Stout did his first Polar Plunge in 2008. His wife, Erin, is a special education teacher at Center Grove Middle School Central.
She and her fellow teachers had formed a team the year before, and Jeremy Stout went to watch.
He expected a small group of crazy people jumping in and out of the freezing water. Instead, he found a party.
“The first time I went out there and saw 500 people and music and people dancing, trying to stay warm, it was great,” Stout said. “Everyone is trying to have fun and raise money for a great cause.”
On March 1, people will gather at Eagle Creek Reservoir to take turns jumping in the water. People run as teams, taking time to slap high-fives with the ring of firefighters posted in the water for safety purposes before sprinting back out.

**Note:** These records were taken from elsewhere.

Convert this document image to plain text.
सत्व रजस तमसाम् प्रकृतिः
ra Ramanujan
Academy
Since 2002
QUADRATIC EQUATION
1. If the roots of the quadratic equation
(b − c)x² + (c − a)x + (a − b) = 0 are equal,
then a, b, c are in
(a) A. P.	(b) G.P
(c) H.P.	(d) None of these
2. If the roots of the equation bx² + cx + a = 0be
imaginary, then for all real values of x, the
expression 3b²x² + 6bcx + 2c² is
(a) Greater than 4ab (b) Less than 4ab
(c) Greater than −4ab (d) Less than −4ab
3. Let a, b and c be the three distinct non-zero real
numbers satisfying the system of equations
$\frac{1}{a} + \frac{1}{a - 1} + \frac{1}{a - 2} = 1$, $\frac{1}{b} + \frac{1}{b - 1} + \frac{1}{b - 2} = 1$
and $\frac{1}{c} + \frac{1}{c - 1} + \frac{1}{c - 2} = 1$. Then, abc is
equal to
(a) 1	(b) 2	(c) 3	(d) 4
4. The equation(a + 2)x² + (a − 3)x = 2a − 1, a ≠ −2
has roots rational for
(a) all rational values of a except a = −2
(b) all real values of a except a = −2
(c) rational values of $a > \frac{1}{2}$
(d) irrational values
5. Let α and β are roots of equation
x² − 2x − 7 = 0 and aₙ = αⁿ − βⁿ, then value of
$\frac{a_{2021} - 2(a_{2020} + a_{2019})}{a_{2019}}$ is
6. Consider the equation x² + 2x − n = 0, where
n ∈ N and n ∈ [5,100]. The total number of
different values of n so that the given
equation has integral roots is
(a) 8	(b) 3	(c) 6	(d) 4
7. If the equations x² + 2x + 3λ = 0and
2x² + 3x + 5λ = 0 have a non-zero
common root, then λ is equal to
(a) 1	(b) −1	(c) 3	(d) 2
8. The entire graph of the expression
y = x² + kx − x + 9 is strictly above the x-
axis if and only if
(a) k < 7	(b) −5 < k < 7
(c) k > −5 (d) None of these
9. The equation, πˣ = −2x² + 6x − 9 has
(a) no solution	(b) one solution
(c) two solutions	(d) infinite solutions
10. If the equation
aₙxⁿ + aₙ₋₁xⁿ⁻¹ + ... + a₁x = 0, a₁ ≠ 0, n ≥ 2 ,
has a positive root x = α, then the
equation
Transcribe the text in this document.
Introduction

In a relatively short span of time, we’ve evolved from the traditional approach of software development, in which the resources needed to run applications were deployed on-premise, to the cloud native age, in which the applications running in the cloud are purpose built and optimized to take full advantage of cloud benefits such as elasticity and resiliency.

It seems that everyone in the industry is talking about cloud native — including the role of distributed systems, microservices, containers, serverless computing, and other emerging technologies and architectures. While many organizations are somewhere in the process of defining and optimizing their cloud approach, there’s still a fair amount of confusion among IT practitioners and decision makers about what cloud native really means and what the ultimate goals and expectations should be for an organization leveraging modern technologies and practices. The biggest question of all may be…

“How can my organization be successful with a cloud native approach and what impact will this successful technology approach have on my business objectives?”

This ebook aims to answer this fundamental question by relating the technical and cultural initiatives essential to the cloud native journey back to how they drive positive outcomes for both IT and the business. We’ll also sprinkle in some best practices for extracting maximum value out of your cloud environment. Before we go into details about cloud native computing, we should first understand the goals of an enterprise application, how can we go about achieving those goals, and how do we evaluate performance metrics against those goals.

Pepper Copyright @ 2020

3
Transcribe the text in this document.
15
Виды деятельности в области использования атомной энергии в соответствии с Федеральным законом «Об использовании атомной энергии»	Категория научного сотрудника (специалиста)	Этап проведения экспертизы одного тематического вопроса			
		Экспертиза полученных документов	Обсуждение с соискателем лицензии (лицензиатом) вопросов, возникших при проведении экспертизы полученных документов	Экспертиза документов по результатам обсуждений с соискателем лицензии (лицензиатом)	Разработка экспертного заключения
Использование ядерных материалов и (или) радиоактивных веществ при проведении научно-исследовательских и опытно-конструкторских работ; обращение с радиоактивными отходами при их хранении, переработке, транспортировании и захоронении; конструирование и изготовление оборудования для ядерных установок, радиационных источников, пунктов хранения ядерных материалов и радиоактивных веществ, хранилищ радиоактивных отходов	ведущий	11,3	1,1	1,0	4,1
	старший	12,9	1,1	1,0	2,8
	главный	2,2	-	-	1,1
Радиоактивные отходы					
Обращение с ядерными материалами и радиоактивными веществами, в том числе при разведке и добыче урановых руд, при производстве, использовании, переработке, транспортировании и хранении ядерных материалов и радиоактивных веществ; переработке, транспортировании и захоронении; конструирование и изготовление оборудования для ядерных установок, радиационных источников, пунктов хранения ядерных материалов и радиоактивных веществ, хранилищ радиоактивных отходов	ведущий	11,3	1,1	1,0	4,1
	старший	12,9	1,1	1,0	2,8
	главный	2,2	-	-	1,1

Joining them are Special Olympics athletes, including one chosen to kick off the proceedings by taking the “first plunge.”
Contests are conducted for the largest team, most money raised by a team and by an individual, and a costume contest for those who dress up before taking the plunge.
“They have all kinds of stuff there. We did WWE wrestlers one year, there were Village People out there, zombies one year, the Scooby Doo gang. Over the years, there have been some hilarious ones,” Stout said.
The event will include teams from the Johnson County Fraternal Order of Police Auxiliary, Special Olympics of Johnson County, Knights of Columbus Council 6138 in Greenwood and the Franklin College football team.
Last year’s Polar Plunge in Indianapolis raised nearly $100,000 to support Special Olympics athletics programs.
This year, organizers hope to have more than 700 people involved, setting a new record for the Indianapolis event, said Scott Furnish, chairman for the Indianapolis Polar Plunge.